To be honest, I don't get the proof in Folland, "Real Analysis", p.74.
Let $\|\cdot\|$ be the max norm on $\mathbb{R}^n$.
Let $\Omega$ be open in $\mathbb{R}^n$.
Let $G:\Omega \rightarrow \mathbb{R}^n$ be a $C^1$ diffeomorphism.
Define $Q(a,\delta)=\{x\in\mathbb{R}^n : \|x-a|\|\leq \delta\}$ such that $Q(a,\delta)\subset \Omega$.
Then $\|G(x)-G(a)\|\leq \delta \sup_{y\in Q(a,\delta)} \max_{1\leq i \leq n} \sum_{j=1}^n |D_j G_i(y)|$ for all $x\in Q(a,\delta)$
I'm not sure why $\sup_{y\in Q(a,\delta)} \max_{1\leq i \leq n} \sum_{j=1}^n |D_j G_i(y)| < \infty$.

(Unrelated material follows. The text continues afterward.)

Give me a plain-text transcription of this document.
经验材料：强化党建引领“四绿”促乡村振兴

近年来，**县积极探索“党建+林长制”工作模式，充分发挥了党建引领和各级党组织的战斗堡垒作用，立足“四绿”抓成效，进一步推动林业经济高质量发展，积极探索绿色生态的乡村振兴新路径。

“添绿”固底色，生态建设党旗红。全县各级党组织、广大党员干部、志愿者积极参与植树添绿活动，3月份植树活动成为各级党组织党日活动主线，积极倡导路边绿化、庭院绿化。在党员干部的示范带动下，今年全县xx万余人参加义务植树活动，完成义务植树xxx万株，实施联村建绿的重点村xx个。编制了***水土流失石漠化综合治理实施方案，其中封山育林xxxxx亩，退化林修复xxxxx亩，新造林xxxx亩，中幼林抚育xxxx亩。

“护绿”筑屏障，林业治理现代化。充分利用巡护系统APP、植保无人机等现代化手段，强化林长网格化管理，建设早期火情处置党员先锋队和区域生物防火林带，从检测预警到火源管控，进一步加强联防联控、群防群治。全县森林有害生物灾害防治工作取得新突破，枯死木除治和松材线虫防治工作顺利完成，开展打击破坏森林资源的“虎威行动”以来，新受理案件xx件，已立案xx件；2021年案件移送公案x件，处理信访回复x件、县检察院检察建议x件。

Is there any webpage or text proving this theorem precisely?
If $G$ is $C^1$, and $[x,y] \subset \Omega$, we have $G(x) -G(y) = \left( \int_0^1 DG(y+t(x-y)) dt \right) (x-y)$.
Then $\|G(x)-G(y)\| \le \| \int_0^1 DG(y+t(x-y)) dt \| \|x-y\|$, where the norm on the integral is the induced norm.
If $L = \sup_{x \in Q(a,\delta)} \| DG(x) \|$, then we have $\|G(x)-G(y)\| \le L \delta$.
To see why $L < \infty$, note that $x \mapsto \|DG(x)\|$ is continuous and $Q(a,\delta)$ is compact.
Finally, note that the induced norm is given by $\|M\|_{i,\infty} = \max_{i \in \{1,...,n\}} \sum_{j \in \{1,...,n\}} [M]_{ij}$.